Я киваю и с трудом сглатываю. Не знаю, кому предназначается мой ответ — ей, им или нам.

Но я чувствую, что это мое «да», по крайней мере, честное. И это важно.

Шарлотта встает на носочки и мягко целует меня в губы. Отстранившись, она берет меня под руку и смотрит на репортера.

— Мне плевать, что несколько недель назад его видели с кем-то другим. Это ничего не меняет. Не меняет того, что я чувствую к нему.

У Эйба больше нет вопросов. По крайней мере, сегодня она сумела сбить его со следа нашей лжи.

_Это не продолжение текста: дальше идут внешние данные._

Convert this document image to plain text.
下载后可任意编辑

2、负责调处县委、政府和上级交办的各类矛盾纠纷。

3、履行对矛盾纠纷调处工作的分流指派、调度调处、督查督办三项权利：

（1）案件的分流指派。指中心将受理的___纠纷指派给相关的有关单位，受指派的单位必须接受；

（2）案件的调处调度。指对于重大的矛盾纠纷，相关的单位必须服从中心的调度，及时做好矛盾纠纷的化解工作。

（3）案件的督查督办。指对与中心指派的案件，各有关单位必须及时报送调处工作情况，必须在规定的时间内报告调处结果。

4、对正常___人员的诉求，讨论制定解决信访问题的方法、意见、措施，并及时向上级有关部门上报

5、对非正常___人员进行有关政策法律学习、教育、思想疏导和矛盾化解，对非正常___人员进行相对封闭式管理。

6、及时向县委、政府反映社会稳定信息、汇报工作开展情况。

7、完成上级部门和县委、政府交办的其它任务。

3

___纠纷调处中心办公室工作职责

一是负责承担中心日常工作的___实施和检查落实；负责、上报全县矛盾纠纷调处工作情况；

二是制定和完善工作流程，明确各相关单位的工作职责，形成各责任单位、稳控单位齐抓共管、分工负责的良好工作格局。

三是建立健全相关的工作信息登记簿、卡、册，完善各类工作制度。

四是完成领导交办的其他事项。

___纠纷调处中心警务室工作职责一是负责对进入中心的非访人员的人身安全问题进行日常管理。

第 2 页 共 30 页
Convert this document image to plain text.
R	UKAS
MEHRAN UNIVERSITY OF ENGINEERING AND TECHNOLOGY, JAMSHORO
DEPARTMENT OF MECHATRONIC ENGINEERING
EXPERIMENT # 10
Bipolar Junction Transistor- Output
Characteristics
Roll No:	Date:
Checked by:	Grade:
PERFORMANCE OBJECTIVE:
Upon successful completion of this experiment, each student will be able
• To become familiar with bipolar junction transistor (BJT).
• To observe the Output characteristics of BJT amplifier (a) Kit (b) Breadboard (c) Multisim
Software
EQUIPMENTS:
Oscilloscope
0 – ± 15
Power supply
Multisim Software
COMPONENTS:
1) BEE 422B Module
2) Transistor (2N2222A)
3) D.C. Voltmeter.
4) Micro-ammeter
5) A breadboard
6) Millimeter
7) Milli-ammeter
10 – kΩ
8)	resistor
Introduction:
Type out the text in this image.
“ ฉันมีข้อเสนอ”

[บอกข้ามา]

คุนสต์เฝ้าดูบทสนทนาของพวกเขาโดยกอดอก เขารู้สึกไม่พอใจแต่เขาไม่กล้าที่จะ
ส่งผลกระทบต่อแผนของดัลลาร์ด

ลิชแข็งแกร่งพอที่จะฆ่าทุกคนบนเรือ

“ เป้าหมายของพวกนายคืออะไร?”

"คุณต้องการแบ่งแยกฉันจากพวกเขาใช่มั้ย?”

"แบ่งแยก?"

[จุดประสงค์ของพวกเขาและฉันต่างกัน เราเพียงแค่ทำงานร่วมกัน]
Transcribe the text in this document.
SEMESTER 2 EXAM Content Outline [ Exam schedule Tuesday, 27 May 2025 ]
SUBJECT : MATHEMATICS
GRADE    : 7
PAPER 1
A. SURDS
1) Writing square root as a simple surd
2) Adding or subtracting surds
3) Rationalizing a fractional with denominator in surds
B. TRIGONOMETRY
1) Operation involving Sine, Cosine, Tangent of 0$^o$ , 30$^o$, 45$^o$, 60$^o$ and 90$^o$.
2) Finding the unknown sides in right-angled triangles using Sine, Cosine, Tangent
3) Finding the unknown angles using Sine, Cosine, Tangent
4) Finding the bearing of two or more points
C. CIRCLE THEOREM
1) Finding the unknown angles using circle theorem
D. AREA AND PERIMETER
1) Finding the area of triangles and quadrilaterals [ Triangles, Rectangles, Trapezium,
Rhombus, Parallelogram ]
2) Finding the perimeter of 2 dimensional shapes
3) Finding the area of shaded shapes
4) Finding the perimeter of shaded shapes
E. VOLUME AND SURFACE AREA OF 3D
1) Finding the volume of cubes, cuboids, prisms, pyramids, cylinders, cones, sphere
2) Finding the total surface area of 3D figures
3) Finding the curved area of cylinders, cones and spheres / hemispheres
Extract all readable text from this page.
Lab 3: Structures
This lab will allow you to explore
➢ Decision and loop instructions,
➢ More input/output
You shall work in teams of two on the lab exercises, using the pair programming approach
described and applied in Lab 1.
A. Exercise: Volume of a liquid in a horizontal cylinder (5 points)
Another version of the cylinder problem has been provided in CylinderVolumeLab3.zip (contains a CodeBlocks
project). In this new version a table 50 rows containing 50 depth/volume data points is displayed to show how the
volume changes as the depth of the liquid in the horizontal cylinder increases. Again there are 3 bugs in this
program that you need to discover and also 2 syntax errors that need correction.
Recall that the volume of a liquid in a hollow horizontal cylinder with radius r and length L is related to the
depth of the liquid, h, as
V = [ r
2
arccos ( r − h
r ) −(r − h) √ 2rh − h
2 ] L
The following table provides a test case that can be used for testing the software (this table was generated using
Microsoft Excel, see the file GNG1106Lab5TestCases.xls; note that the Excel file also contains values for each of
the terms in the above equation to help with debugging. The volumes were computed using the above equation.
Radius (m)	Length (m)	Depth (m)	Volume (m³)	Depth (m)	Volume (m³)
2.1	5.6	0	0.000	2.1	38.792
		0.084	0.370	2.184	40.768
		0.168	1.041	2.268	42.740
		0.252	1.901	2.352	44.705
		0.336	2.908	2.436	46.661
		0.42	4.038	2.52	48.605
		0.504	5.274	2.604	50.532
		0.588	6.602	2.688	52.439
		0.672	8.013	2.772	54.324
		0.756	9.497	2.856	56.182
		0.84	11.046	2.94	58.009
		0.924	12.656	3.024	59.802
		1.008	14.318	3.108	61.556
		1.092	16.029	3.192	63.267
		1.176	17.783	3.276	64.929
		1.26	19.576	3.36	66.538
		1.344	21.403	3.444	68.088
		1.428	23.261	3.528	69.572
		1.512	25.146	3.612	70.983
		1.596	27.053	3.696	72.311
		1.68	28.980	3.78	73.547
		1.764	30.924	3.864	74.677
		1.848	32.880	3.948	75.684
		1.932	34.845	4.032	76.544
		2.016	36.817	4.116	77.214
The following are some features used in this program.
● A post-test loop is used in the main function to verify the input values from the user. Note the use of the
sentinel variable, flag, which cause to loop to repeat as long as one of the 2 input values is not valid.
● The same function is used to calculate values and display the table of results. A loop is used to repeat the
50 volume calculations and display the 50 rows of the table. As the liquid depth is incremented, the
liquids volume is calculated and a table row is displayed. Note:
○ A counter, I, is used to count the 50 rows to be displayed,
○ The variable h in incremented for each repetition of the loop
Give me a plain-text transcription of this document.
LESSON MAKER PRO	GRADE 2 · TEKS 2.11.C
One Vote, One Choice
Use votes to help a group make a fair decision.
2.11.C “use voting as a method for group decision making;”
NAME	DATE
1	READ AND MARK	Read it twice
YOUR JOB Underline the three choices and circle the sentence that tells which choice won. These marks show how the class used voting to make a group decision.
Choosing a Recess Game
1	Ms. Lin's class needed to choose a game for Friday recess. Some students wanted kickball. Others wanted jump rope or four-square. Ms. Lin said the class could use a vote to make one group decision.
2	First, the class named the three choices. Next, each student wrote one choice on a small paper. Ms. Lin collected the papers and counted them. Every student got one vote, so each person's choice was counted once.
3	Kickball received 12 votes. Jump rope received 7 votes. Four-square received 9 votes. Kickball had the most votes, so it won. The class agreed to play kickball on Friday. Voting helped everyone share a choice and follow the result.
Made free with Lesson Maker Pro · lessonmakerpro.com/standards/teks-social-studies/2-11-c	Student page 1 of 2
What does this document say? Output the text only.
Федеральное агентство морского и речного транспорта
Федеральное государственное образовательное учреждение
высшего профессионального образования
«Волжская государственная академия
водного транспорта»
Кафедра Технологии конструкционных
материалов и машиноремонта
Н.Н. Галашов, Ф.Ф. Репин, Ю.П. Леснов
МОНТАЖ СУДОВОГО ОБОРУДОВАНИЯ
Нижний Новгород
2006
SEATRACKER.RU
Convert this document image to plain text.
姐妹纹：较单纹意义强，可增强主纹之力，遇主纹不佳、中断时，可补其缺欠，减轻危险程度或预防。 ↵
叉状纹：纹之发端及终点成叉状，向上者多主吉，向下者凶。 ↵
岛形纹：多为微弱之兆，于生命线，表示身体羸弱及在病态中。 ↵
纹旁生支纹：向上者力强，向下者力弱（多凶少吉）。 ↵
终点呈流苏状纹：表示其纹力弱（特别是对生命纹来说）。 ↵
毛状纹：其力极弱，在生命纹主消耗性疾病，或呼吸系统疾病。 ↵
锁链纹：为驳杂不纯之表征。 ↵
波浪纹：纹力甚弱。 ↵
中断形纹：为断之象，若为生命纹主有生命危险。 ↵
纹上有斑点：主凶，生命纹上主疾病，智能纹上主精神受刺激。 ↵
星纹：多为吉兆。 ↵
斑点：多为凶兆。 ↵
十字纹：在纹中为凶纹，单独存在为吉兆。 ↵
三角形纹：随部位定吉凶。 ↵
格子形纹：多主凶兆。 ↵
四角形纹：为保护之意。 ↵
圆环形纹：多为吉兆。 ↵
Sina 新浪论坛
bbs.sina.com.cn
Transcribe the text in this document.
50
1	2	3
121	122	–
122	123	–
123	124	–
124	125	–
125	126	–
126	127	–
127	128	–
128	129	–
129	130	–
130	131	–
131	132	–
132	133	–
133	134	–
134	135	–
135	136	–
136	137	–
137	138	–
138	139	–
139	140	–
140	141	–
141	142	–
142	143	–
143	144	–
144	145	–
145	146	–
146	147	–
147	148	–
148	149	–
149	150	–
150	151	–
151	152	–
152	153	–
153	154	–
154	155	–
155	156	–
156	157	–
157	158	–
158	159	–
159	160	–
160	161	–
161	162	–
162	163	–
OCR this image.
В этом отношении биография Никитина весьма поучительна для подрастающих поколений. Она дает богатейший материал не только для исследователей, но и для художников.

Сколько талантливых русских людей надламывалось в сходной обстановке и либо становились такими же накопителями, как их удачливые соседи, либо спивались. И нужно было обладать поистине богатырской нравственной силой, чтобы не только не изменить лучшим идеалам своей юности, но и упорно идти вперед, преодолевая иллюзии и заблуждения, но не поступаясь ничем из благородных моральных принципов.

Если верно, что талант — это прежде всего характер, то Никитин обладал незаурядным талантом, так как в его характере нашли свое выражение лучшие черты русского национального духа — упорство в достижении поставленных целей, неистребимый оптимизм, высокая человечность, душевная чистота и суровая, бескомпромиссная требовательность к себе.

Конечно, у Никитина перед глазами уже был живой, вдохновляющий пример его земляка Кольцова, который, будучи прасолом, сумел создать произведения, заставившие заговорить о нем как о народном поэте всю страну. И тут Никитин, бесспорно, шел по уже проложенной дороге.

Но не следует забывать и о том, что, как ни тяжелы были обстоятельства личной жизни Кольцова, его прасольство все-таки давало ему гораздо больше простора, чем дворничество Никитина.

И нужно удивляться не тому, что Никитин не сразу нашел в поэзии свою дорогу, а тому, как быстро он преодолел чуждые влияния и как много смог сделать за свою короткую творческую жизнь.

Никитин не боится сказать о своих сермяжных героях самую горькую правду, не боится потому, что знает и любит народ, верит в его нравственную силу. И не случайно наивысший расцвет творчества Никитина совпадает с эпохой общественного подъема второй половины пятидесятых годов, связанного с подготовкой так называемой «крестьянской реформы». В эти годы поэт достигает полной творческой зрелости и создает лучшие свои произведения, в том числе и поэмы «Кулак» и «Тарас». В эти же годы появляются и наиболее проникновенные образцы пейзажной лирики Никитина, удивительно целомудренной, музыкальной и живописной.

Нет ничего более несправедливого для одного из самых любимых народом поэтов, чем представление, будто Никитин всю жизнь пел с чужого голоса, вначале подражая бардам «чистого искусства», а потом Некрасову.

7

Я вспоминаю вчерашнюю сцену мести Брэдли в тренажерном зале. Конечно, Шарлотта получила удовольствие от шоу, устроенного для ее бывшего. Но тот поцелуй на беговой дорожке, когда она захотела заставить его ревновать, ничто по сравнению с тем, как умело она сыграла ради меня. Снова и снова она выручает меня.

Мое сердце спотыкается само об себя, устремляясь к ней.

Что-то происходит. Что-то странное и совершенно непонятное. Сердце, рвущееся к Шарлотте, говорит со мной на языке, которого я не понимаю.

Отлично. Теперь есть два органа, с которыми мне нужно сражаться каждый день.

 

***

 

Перед началом шоу отец пытается привлечь мое внимание, пока мы направляемся по Сорок Четвертой улице к входу в «Театр Шуберта».

— Все в порядке?

— Вполне, — отвечаю я, потому что последнее, чего бы мне хотелось, это дать ему повод для беспокойства. Мимо нас с визгом проносится такси, и, выпустив облако выхлопных газов, резко тормозит на красный сигнал светофора. — Репортер немного разозлил, но все это я уже слышал.

Отец покачал головой.

— Я имел в виду Шарлотту. С ней все в порядке?

— Она в порядке, — отвечаю я с улыбкой, радуясь, что отца больше волнует моя девушка, а не сама история.

Он указывает на Шарлотту, идущую вместе с остальными в нескольких метрах от нас.

— Вы идеально подходите друг другу. Не знаю, почему не замечал этого раньше, но теперь, когда вижу вас вместе…черт, это же очевидно.

Чувство вины возвращается, словно коршун, бросающийся с неба. На этот раз вонзая свои когти мне в грудь как никогда глубоко. Я провожу руками по волосам. Отец будет так разочарован, узнав, что мы с Шарлоттой расстались.

— Ты безнадежный романтик, — говорю я.

Он смеется, и мы замедляем шаг, приближаясь к толпе людей перед ярко освещенным зданием.

— Поэтому я и владею ювелирным магазином.

— Уже нет, — игриво замечаю я. — Скоро ты превратишься в свободного человека.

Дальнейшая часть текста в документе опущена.